Retail Outlook: Not Just ‘Business as Usual’ Any More

Brick-and-mortar stores stay competitive with online retailers via predictive analytics


The rapid growth of smart phones, tablets and computer technologies transformed the retail industry. There is no denying that. New generations of consumers grew up with the Internet in their pocket, which provided them with the convenience of online shopping from anywhere, at any time. And while online retailers do have a number of advantages, traditional brick-and-mortar stores are staying competitive by implementing ‘smart’ analytical tools.

The scale of e-commerce success

Online sales in 2012 accounted for eight percent of all retail sales in the U.S. but that’s changing quickly.

$40 billion giant Amazon.com Inc. blurred the lines between stock products and drop shipment, offering an extensively broad range of product categories while incurring little inventory costs. They became almost instantly global from the get-go, yet at the same time, they offer consumers aggressive promotional deals based on your geography/demographics, interests and shopping habits. Moreover, online retailers allow you to access crowed sourced information, discussions and reviews on a particular product. In fact, they collect and crunch through tons of data every day, which allows them to optimize prices, offer promotional deals and lower marketing costs by data mining analysis of consumer shopping habits.

In fact, Forester Research’s recent report only confirms even more that U.S. online retailers continue to grow at a rapid rate, surpassing the growth rate of traditional brick-and-mortar retailers. The report predicts that U.S. online retail sales will hit $262 billion in 2013, a 13 percent rise from $231 billion in 2012—and a long way from the $155 billion just five years ago. Meanwhile, last year’s overall retail growth was just under three percent.

And the transition was felt in traditional stores, as we saw such retailers as Blockbuster taken out of the industry by Netflix; and Borders close their doors following their Chapter 11 bankruptcy suit in 2011.

So how can brick-and-mortar retailers compete with these new savvy online stores?

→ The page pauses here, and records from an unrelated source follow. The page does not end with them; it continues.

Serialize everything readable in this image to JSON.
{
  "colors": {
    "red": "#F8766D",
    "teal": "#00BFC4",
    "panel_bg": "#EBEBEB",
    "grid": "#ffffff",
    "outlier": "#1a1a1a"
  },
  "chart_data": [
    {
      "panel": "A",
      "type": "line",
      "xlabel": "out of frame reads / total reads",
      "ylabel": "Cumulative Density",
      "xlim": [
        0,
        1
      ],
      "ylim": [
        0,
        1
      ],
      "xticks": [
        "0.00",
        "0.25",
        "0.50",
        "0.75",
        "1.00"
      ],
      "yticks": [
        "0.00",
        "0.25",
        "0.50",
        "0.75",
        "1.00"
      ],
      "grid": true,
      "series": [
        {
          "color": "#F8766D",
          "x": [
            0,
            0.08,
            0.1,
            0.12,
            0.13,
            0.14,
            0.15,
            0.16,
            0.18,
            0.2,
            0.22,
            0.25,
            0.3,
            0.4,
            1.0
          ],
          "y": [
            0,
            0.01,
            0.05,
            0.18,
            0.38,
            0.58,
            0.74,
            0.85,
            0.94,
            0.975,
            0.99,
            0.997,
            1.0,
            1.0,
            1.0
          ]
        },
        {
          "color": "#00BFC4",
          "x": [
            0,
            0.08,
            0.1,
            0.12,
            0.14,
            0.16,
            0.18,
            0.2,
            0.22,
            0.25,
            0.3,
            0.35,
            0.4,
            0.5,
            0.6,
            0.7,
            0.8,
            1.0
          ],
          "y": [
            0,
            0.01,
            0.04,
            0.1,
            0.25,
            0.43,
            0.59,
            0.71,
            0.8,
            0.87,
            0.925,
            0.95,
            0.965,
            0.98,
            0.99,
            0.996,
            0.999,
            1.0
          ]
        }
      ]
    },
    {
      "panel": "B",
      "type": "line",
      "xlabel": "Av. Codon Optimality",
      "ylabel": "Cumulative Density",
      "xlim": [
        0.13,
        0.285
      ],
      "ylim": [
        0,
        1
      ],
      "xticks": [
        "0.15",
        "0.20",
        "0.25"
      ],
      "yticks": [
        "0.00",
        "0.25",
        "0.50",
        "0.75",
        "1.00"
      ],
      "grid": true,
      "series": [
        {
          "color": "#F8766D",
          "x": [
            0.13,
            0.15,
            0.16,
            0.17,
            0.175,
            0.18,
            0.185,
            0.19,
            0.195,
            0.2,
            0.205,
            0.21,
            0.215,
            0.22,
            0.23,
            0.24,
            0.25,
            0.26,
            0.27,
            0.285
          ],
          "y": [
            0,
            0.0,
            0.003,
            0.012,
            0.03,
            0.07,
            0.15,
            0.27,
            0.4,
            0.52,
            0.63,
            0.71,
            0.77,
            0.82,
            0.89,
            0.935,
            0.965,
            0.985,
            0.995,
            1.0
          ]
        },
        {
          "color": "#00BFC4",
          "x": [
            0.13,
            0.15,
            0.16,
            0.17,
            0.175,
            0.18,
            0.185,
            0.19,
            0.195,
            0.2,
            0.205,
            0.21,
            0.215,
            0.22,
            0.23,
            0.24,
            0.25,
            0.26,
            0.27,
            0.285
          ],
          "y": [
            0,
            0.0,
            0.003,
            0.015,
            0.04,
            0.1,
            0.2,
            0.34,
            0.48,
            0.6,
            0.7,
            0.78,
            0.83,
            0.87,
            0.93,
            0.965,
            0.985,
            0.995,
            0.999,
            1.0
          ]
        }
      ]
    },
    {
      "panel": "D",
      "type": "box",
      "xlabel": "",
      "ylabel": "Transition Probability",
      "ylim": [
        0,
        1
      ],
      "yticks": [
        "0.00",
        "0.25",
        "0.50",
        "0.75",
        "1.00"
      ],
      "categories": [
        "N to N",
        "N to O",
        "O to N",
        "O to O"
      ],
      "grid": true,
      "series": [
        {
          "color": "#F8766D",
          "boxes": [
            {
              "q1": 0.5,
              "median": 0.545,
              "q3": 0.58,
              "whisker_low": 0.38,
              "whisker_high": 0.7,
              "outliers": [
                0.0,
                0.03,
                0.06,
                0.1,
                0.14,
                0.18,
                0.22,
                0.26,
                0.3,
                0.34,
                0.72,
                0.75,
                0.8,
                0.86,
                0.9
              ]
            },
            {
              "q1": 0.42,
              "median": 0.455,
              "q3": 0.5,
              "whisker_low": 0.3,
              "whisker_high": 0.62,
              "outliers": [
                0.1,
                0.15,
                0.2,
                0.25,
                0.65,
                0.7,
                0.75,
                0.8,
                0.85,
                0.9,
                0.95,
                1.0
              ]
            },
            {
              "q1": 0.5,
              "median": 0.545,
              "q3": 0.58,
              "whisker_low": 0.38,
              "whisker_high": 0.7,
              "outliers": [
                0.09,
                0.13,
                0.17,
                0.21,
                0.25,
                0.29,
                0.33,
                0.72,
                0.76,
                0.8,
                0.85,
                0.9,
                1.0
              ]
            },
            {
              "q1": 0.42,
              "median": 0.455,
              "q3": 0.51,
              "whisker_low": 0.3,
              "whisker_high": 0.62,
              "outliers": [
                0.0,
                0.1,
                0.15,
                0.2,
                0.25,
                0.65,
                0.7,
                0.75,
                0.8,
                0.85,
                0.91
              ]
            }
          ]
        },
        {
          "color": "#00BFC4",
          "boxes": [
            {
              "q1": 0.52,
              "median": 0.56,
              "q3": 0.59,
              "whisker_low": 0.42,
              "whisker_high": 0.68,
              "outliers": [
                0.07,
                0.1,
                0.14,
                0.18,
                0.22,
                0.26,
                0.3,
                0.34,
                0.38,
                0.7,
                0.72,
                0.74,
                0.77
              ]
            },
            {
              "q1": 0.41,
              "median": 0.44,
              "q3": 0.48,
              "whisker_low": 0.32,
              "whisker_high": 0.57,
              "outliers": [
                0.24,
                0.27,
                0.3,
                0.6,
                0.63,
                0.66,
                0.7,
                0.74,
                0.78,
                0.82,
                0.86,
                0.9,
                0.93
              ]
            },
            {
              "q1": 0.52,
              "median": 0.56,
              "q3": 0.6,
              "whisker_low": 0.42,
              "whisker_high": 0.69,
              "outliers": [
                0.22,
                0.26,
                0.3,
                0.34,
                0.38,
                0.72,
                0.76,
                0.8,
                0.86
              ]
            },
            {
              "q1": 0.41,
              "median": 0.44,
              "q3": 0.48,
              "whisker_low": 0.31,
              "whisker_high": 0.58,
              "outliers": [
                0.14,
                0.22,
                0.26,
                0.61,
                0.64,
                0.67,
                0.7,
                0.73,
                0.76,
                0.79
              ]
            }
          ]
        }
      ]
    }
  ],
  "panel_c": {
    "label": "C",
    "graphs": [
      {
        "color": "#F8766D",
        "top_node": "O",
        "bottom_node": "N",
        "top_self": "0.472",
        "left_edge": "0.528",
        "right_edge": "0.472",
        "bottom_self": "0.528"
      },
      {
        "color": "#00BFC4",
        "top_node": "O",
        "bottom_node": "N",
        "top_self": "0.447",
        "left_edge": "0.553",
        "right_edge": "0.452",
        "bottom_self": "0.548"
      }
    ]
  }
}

Retail predictive analytics

In order to answer this question, it’s important to shed some light on an important factor that made online retailers thrive in the past decade—and that is the development of data mining and analytics on the Internet. IDC Manufacturing reported that the advanced business analytics market grew to a $31.7 billion market. In fact, most e-commerce platforms such as Magento, Shopify and Prestashop come with analytics and business intelligence (BI) tools included in their basic packages. The only way that traditional retailers can keep up with such savvy, lean operations is to adapt their own businesses and take advantage of smart tools such as Business Specific Predictive Analytics (BSPA).

Some of the most effective predictive analytics tools that traditional retailers use are Advanced Demand Forecasts; Predictive Pricing Strategies; and Inter-Store Inventory Balancing. These tools enable a retailer to have the right product, at the right place and the right time, proactively, before a customer walks in the door. Sounds like a fantasy? It’s not. Brick-and-mortar retailers that use predictive analytics are experiencing 25 to 40 percent in inventory cost reductions and a boost in turnover, in some cases, by up to 3.5 times. Furthermore, these retailers report an average increase in comparable store sales by 15 percent within just one calendar quarter.

Most retail executives will admit that being over stock or out-of-stock is a serious problem—no matter how big the retailer is or what kind of product assortment they carry. IHL Group referred to this phenomenon as “inventory distortion” and reported that it costs retailers nearly $800 billion globally each year, according to its “Inventory Distortion” report.